Sui Network is back online after a nearly six-hour outage on Thursday, which it attributed to a bug introduced by an update, marking the layer-1 blockchain’s second period of downtime in 2026.
Sui posted to X on Thursday that activity on its mainnet had resumed after “a halt due to a crash bug in the gas charging logic introduced by the 1.72 release. A full incident review will be shared in the coming days.”
Sui had earlier shared that the blockchain was “experiencing a network stall” and said that transactions could be paused until a fix is rolled out.
The outage lasted 5 hours and 55 minutes, according to the network’s status indicator. Sui mainnet validators are still listed as having “degraded performance.”
Source: Sui
It is the second outage of the Sui blockchain this year, following a similar incident in January where the network was knocked offline for more than six hours.

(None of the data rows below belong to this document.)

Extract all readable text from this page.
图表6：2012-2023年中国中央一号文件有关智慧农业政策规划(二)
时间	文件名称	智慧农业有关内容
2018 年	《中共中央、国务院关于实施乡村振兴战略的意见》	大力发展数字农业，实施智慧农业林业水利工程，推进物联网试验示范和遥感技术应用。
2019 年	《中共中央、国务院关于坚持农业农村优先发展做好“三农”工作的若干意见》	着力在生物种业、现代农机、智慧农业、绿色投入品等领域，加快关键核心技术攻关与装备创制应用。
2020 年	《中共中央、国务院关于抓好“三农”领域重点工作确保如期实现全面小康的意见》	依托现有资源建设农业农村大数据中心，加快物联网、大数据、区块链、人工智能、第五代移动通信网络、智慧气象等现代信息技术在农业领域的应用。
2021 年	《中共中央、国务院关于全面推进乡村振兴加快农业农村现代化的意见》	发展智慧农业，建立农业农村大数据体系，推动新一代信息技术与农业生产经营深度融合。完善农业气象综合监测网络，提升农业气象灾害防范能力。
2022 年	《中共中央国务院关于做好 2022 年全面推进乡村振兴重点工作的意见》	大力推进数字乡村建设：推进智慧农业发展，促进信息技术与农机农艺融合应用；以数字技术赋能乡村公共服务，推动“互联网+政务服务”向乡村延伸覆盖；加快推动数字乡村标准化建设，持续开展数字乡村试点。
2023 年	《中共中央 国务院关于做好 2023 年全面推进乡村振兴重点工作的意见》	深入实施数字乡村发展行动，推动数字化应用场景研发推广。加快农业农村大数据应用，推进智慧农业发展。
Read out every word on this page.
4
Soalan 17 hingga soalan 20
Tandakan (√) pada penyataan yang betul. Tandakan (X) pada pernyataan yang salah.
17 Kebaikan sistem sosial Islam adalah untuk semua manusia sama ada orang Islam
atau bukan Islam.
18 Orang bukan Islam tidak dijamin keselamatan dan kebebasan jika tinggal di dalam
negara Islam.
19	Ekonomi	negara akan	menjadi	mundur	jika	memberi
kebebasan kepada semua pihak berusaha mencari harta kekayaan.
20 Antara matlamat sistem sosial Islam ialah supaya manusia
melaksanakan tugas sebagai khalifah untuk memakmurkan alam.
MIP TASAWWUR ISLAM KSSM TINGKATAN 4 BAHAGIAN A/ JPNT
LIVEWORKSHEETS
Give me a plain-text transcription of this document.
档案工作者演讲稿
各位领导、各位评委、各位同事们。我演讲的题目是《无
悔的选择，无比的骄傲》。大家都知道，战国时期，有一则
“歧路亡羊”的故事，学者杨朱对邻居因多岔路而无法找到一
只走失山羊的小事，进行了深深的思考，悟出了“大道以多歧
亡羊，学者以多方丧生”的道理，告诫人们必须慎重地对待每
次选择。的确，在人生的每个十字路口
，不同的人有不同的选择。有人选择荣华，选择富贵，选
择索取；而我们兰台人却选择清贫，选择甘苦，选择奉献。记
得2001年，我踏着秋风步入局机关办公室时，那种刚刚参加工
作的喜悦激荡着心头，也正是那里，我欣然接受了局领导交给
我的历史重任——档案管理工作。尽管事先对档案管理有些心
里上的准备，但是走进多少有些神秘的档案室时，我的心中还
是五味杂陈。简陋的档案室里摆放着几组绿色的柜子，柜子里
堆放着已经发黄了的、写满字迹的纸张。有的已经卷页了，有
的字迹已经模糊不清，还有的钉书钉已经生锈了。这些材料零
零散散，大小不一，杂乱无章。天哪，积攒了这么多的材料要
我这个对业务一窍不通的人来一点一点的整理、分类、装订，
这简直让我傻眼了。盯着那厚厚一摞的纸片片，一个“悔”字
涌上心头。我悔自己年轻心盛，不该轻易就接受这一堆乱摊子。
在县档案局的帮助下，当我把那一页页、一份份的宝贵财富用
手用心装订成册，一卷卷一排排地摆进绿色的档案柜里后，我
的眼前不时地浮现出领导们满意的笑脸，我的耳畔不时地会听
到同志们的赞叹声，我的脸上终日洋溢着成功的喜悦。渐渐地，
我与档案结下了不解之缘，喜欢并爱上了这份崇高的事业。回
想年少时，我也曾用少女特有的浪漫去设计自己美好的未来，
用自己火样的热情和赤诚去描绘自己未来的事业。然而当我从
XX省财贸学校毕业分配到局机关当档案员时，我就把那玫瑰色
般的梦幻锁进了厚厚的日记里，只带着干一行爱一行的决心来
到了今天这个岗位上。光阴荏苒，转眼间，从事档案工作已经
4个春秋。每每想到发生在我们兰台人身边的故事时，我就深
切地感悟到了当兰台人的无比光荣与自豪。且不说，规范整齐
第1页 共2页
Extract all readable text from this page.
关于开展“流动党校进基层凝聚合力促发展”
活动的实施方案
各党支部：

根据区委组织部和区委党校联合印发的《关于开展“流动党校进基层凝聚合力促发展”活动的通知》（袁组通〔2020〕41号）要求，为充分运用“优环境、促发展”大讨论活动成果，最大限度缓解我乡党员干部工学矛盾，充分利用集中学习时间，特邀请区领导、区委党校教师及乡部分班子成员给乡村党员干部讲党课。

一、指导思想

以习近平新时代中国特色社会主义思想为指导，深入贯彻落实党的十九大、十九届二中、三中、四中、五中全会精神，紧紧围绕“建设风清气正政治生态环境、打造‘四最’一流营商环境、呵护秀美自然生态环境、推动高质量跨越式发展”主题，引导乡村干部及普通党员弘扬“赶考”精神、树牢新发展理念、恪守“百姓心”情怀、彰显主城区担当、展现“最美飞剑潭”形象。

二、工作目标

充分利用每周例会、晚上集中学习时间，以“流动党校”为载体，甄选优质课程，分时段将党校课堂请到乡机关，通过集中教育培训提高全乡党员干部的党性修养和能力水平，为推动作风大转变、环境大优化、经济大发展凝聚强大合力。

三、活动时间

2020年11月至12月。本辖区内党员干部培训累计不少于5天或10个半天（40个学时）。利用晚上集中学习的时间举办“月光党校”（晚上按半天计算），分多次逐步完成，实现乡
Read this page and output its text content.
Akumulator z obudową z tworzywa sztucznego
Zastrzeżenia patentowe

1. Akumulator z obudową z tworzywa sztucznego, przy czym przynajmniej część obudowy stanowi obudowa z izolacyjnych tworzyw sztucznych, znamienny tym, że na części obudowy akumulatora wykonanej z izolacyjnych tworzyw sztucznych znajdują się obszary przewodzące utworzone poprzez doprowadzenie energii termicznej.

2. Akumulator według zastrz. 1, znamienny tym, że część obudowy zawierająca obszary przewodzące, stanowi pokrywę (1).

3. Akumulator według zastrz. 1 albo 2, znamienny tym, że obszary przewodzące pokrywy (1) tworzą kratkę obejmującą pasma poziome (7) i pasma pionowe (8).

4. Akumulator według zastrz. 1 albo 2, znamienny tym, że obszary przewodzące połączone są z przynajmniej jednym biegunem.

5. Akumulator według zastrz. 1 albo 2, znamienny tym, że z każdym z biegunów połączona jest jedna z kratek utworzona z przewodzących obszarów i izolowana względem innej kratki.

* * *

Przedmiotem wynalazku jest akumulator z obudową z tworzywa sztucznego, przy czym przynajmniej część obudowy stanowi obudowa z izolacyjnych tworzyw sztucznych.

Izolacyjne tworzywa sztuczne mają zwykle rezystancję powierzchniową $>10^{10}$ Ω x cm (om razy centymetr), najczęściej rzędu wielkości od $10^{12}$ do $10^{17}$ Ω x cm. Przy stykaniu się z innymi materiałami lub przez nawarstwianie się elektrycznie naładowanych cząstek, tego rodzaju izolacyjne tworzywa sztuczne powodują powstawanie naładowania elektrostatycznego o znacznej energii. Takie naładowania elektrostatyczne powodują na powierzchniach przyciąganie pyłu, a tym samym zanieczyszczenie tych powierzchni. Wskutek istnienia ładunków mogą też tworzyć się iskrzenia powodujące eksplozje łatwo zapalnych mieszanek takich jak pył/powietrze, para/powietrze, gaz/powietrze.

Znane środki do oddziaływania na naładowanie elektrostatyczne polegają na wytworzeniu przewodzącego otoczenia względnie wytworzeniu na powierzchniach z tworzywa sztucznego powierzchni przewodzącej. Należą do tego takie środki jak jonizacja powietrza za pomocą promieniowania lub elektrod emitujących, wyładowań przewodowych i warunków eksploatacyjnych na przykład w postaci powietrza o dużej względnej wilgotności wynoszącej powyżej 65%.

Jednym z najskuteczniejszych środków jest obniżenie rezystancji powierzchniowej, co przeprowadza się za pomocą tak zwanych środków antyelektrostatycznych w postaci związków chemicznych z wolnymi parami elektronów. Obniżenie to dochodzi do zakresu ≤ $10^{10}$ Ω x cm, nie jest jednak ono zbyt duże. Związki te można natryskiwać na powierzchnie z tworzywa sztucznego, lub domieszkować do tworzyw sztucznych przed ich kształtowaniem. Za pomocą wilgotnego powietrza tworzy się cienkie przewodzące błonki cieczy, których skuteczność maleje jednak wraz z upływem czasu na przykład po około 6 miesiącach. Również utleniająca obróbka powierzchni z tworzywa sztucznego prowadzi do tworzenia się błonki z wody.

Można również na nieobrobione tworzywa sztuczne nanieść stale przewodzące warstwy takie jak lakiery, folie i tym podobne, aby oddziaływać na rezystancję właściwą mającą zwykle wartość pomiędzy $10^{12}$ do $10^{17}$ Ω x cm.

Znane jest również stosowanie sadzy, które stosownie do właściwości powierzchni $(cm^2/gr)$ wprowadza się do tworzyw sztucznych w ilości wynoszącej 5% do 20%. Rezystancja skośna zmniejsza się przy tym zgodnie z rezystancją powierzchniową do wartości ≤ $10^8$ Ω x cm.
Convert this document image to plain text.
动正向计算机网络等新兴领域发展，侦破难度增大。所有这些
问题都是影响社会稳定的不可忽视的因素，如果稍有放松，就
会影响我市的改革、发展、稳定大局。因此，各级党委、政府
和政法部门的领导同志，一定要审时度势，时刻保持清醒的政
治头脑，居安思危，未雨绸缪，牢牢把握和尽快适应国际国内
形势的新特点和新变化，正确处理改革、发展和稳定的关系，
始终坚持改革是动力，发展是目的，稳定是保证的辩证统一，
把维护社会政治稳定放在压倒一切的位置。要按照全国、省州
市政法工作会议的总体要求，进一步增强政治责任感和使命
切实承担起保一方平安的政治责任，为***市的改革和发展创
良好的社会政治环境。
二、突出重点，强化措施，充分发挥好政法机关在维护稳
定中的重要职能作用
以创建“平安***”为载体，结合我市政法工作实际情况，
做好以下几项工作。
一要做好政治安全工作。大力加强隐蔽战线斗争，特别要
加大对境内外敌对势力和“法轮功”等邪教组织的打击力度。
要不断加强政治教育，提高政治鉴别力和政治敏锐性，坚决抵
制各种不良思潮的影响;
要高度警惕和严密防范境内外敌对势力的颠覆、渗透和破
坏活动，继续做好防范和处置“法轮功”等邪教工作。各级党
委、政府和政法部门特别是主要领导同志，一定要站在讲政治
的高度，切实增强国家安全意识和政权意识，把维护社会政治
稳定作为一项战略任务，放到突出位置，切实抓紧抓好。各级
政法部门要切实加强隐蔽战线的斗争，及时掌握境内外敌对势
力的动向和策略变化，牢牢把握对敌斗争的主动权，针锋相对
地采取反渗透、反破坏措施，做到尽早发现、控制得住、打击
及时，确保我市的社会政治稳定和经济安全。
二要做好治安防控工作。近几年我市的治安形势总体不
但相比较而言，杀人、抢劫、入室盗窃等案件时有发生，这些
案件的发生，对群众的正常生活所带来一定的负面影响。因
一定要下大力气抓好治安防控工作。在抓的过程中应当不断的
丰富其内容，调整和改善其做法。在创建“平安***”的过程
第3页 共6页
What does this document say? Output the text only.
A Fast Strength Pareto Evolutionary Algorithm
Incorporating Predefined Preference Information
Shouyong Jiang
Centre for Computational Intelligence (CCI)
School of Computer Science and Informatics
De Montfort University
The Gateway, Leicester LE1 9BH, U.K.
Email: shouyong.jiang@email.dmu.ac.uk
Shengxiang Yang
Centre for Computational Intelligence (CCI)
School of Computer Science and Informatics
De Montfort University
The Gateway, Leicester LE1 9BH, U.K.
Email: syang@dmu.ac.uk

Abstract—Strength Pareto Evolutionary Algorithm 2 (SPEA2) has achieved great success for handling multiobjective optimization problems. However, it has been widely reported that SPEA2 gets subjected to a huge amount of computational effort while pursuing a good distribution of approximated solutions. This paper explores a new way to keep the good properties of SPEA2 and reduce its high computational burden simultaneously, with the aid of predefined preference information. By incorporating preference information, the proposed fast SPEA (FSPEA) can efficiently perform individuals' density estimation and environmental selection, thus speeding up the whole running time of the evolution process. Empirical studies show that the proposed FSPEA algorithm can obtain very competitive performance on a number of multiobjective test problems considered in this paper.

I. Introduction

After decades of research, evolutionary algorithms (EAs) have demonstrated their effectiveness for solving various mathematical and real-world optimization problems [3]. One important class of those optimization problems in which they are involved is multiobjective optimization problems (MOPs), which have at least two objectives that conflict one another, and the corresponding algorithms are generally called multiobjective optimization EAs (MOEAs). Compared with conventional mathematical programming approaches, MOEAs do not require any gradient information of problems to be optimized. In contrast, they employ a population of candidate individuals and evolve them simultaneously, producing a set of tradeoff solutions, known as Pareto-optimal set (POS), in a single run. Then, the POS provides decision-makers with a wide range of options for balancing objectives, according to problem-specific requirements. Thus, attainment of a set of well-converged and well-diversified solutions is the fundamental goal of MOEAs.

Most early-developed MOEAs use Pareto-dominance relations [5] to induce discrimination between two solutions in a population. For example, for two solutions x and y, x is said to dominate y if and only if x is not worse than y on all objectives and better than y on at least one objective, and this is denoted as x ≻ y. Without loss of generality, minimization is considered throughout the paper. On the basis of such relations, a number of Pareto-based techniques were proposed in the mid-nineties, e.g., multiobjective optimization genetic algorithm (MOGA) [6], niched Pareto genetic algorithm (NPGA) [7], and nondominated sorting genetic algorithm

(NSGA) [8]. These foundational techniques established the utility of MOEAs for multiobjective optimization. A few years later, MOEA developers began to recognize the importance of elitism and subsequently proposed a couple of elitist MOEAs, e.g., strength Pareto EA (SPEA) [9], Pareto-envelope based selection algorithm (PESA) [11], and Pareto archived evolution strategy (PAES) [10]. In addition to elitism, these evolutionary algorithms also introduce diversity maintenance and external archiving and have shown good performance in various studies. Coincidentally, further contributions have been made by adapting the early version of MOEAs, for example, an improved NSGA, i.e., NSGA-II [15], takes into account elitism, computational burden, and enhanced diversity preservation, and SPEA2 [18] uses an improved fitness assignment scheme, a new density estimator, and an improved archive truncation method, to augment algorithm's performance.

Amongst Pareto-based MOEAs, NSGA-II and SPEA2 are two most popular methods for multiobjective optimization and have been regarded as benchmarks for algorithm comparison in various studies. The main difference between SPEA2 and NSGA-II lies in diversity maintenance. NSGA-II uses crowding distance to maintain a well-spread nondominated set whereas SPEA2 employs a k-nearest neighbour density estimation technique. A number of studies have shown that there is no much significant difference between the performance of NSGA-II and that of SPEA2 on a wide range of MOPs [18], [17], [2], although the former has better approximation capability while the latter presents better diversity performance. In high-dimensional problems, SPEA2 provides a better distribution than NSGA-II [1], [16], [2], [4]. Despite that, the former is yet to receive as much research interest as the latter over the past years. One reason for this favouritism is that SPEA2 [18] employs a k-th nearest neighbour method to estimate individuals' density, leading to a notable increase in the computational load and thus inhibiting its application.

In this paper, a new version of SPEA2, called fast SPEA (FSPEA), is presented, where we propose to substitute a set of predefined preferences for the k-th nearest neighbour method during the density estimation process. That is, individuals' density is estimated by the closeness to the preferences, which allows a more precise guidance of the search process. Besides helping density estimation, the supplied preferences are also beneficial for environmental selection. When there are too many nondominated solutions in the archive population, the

Another incident occurred in November 2024, when all validators were stuck in a crash loop for around two and a half hours, preventing transactions from being processed.
Sui is the 13th-largest blockchain by total value locked at $542 million and hosts 137 protocols, according to analytics platform DefiLlama.
Sui token drops 6.6% before recovery
The Sui ($SUI) token dropped around 6.6% to a low of 90 cents during the outage, according to data from crypto aggregator CoinGecko. It has since recovered slightly and was trading for about 93 cents as of early Friday.
$SUI dropped about 6.6% during the outage. Source: CoinGecko
Earlier this month, the token climbed 50% to $1.41 after several positive developments, including a Nasdaq-listed company staking a large portion of the supply and developers announcing upcoming features, including zero-fee stablecoin transfers and private transactions.
Sui launched its mainnet in May 2023, aiming to be scalable and capable of processing transactions fast enough for financial institutions.
Adeniyi Abiodun, a co-founder of Mysten Labs, the developer of the Sui network, also announced at Consensus 2026 that zero-fee stablecoin transfers would roll out soon and reiterated plans to add a private-transaction feature.
Not all major crypto disruptions this year have stemmed from technical issues. Drift Protocol, a decentralized cryptocurrency exchange, was hacked in April, causing it to temporarily suspend deposits and withdrawals.
Kelp, a liquid restaking protocol, was also targeted by a cyberattack in April, prompting the platform to pause smart contracts for its restaking token (rsETH) while it investigated the incident.